The practice could also not be founded in RBC's right to question and assess Ms Reid, because RBC has no right to discovery in the arbitration process. Although I agree that personal attendance sometimes enhances the effectiveness of a pre-hearing by allowing a freer exchange of information and greater ease of obtaining instructions, that consideration does not lead to a blanket requirement that all pre-hearings be in person. The likelihood that personal attendance will lead to a more effective pre-hearing is one factor to be taken into account on a case by case basis, in exercising discretion under Rule 33.2. Exercise of that discretion is also informed by Rule 37.3 which provides that an arbitrator will not hold an electronic hearing, if satisfied that to do so would "significantly prejudice" a party. Rule 1.1 which mandates interpreting the Rules "to produce the most just, quickest and least expensive resolution of the dispute", must also be considered.
Here, proceeding as RBC suggested would have required a further attendance with its consequent delay and expense. This factor must be given significant weight in this application where the total amount of the benefits in dispute is $1,203.80. In addition, the only prejudice that RBC alleged was breach of its non-existent right to discovery.
As noted above, I ruled that Ms Reid could participate by telephone.

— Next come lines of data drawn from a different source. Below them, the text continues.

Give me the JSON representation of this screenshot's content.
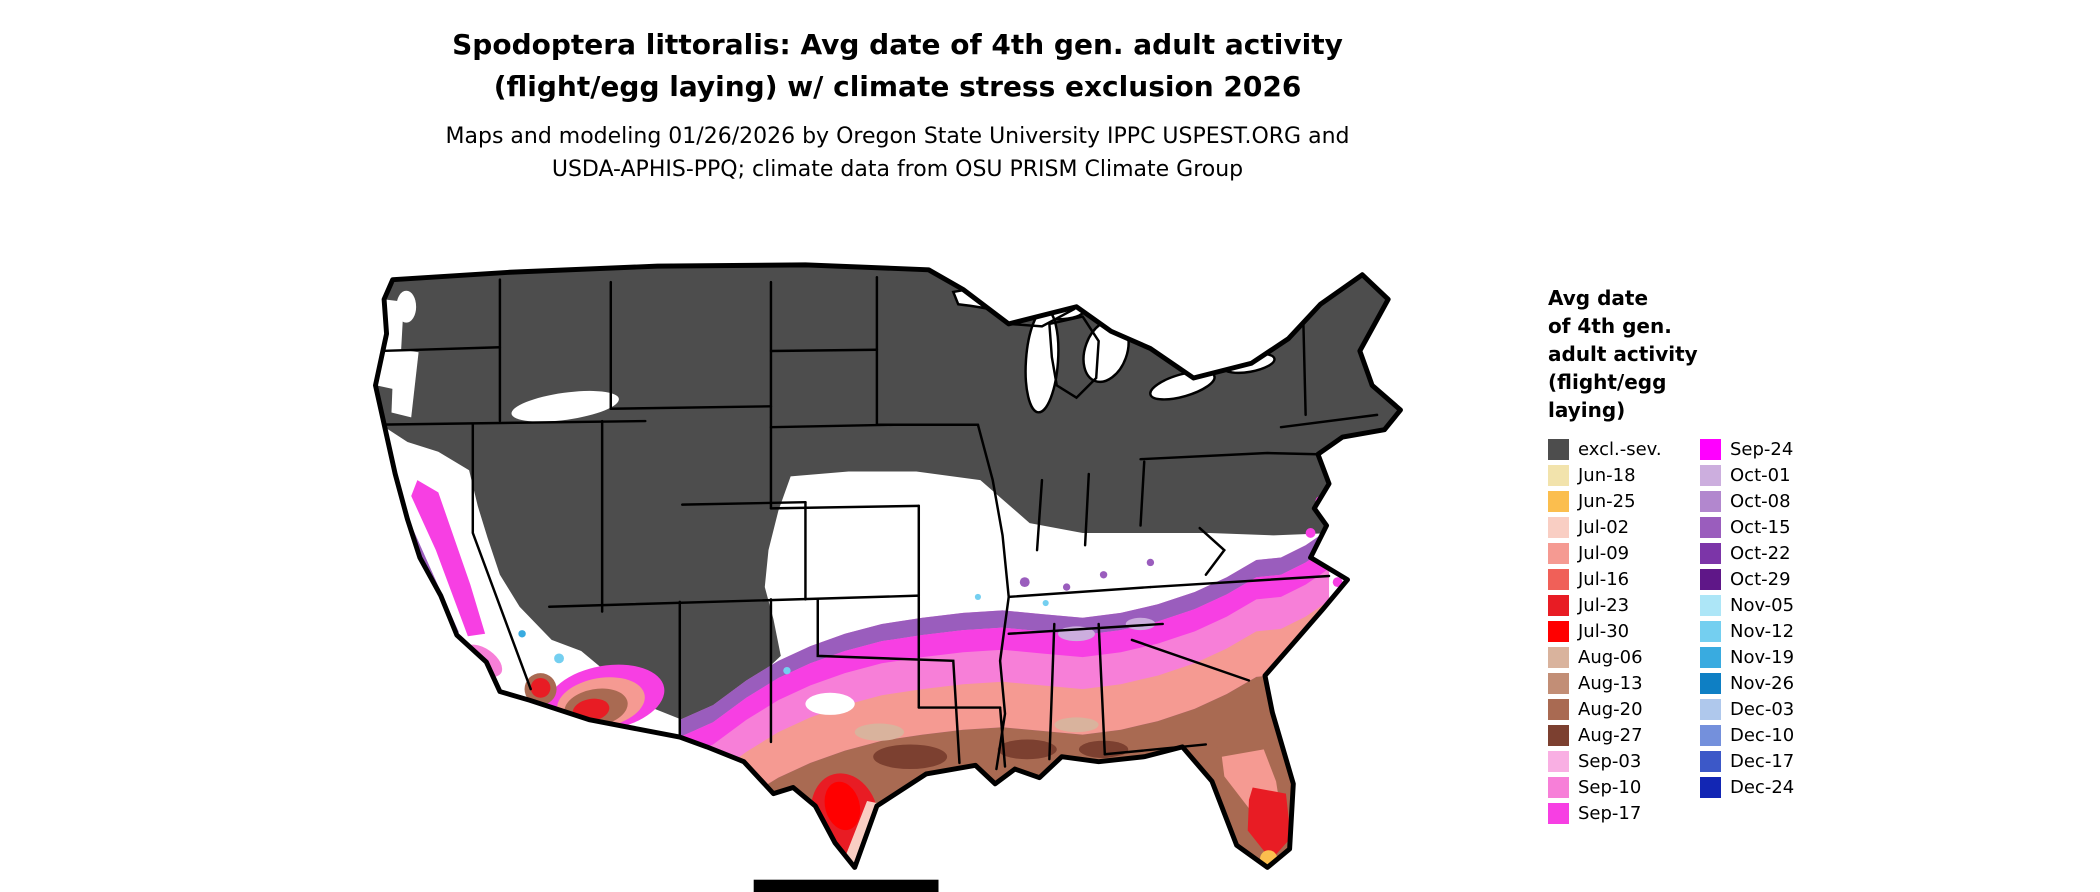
{
  "title": {
    "line1": "Spodoptera littoralis: Avg date of 4th gen. adult activity",
    "line2": "(flight/egg laying) w/ climate stress exclusion 2026"
  },
  "subtitle": {
    "line1": "Maps and modeling 01/26/2026 by Oregon State University IPPC USPEST.ORG and",
    "line2": "USDA-APHIS-PPQ; climate data from OSU PRISM Climate Group"
  },
  "map": {
    "region": "Continental United States",
    "background_color": "#FFFFFF",
    "outline_color": "#000000",
    "excluded_fill": "#4D4D4D"
  },
  "legend": {
    "title_lines": [
      "Avg date",
      "of 4th gen.",
      "adult activity",
      "(flight/egg",
      "laying)"
    ],
    "column1": [
      {
        "label": "excl.-sev.",
        "color": "#4D4D4D"
      },
      {
        "label": "Jun-18",
        "color": "#F2E3AC"
      },
      {
        "label": "Jun-25",
        "color": "#FBBE4E"
      },
      {
        "label": "Jul-02",
        "color": "#F9CEC3"
      },
      {
        "label": "Jul-09",
        "color": "#F59A92"
      },
      {
        "label": "Jul-16",
        "color": "#F06058"
      },
      {
        "label": "Jul-23",
        "color": "#E81C24"
      },
      {
        "label": "Jul-30",
        "color": "#FF0000"
      },
      {
        "label": "Aug-06",
        "color": "#D9B39D"
      },
      {
        "label": "Aug-13",
        "color": "#C28E76"
      },
      {
        "label": "Aug-20",
        "color": "#A96A52"
      },
      {
        "label": "Aug-27",
        "color": "#7C4030"
      },
      {
        "label": "Sep-03",
        "color": "#F9AFE3"
      },
      {
        "label": "Sep-10",
        "color": "#F77FD8"
      },
      {
        "label": "Sep-17",
        "color": "#F73FE3"
      }
    ],
    "column2": [
      {
        "label": "Sep-24",
        "color": "#FF00FF"
      },
      {
        "label": "Oct-01",
        "color": "#CCAEDE"
      },
      {
        "label": "Oct-08",
        "color": "#B287CE"
      },
      {
        "label": "Oct-15",
        "color": "#9A5DBD"
      },
      {
        "label": "Oct-22",
        "color": "#7C35A8"
      },
      {
        "label": "Oct-29",
        "color": "#5F1788"
      },
      {
        "label": "Nov-05",
        "color": "#ADE6F7"
      },
      {
        "label": "Nov-12",
        "color": "#74CFF0"
      },
      {
        "label": "Nov-19",
        "color": "#39ABE0"
      },
      {
        "label": "Nov-26",
        "color": "#0E7FC4"
      },
      {
        "label": "Dec-03",
        "color": "#AFC8EC"
      },
      {
        "label": "Dec-10",
        "color": "#7490DC"
      },
      {
        "label": "Dec-17",
        "color": "#3C58C8"
      },
      {
        "label": "Dec-24",
        "color": "#1226B4"
      }
    ]
  }
}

The pre-hearing proceeded and Ms Reid was able to participate fully by telephone.
May 18, 2006
Jeffrey Rogers Arbitrator
Date
Financial Services Commission of Ontario
Commission des services financiers de l’Ontario
Neutral Citation: 2006 ONFSCDRS 81
FSCO A05-001871
BETWEEN:
MURLINE REID
Applicant
and
RBC GENERAL INSURANCE COMPANY
Insurer
ARBITRATION ORDER
Under section 282 of the Insurance Act, R.S.O. 1990, c.I.8, as amended, it is ordered that:
- Ms Reid may participate by telephone in the pre-hearing on April 27, 2006.
May 18, 2006
Jeffrey Rogers Arbitrator
Date
Footnotes
- The Statutory Accident Benefits Schedule —Accidents on or after November 1, 1996, Ontario Regulation 403/96, as amended.